I have a project to be converted from C++ to Python. The project was originally written by others. The logic is described as below:
"It loaded 20 plain text files in which each line represents a record of 7 columns. It then parses each line and loaded all data into objects of C++ vectors and maps. It then uses binary serialization to output C++ vectors and maps into corresponding 20 binary files".
I don't know what's the purpose of the author by using binary serialization, but I guess it might be due to three reasons:
- Reduced binary file sizes than plain text files
- Reduced initialization time, since the system starts by loading these files into memory and populating structures.
- It MIGHT speed up at runtime besides initialization stage, although the possibility is small.

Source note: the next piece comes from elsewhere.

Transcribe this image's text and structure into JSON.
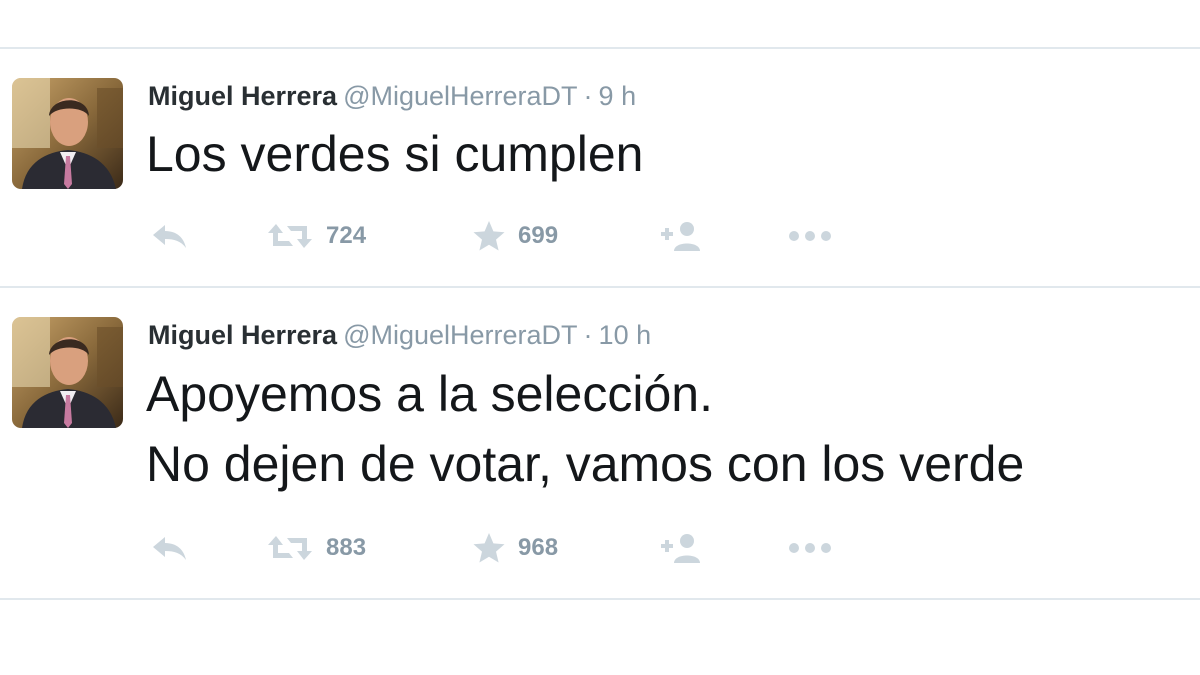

I have little experience of object serialization and when I now rewrite it with python, I don't know whether I should use object serialization or not. In Python, does object serialization speed up programs noticeably, or it reduces file sizes to be stored on disk? Or any other benefits? I know the downside is that it makes program more complicated.
In implementing the logic described above in Python, should I use object serialization as well?
Sounds like it's almost certainly the case that the point is to avoid this part: "It then parses each line and loaded all data into objects of C++ vectors and maps".
If the binary machine data in the "C++ vectors and maps" can later be loaded directly, then all the expenses of parsing the text to recreate them from scratch can be skipped.
Can't answer whether you "should" do the same, though, without knowing details of the expenses involved. Not enough info here to guess.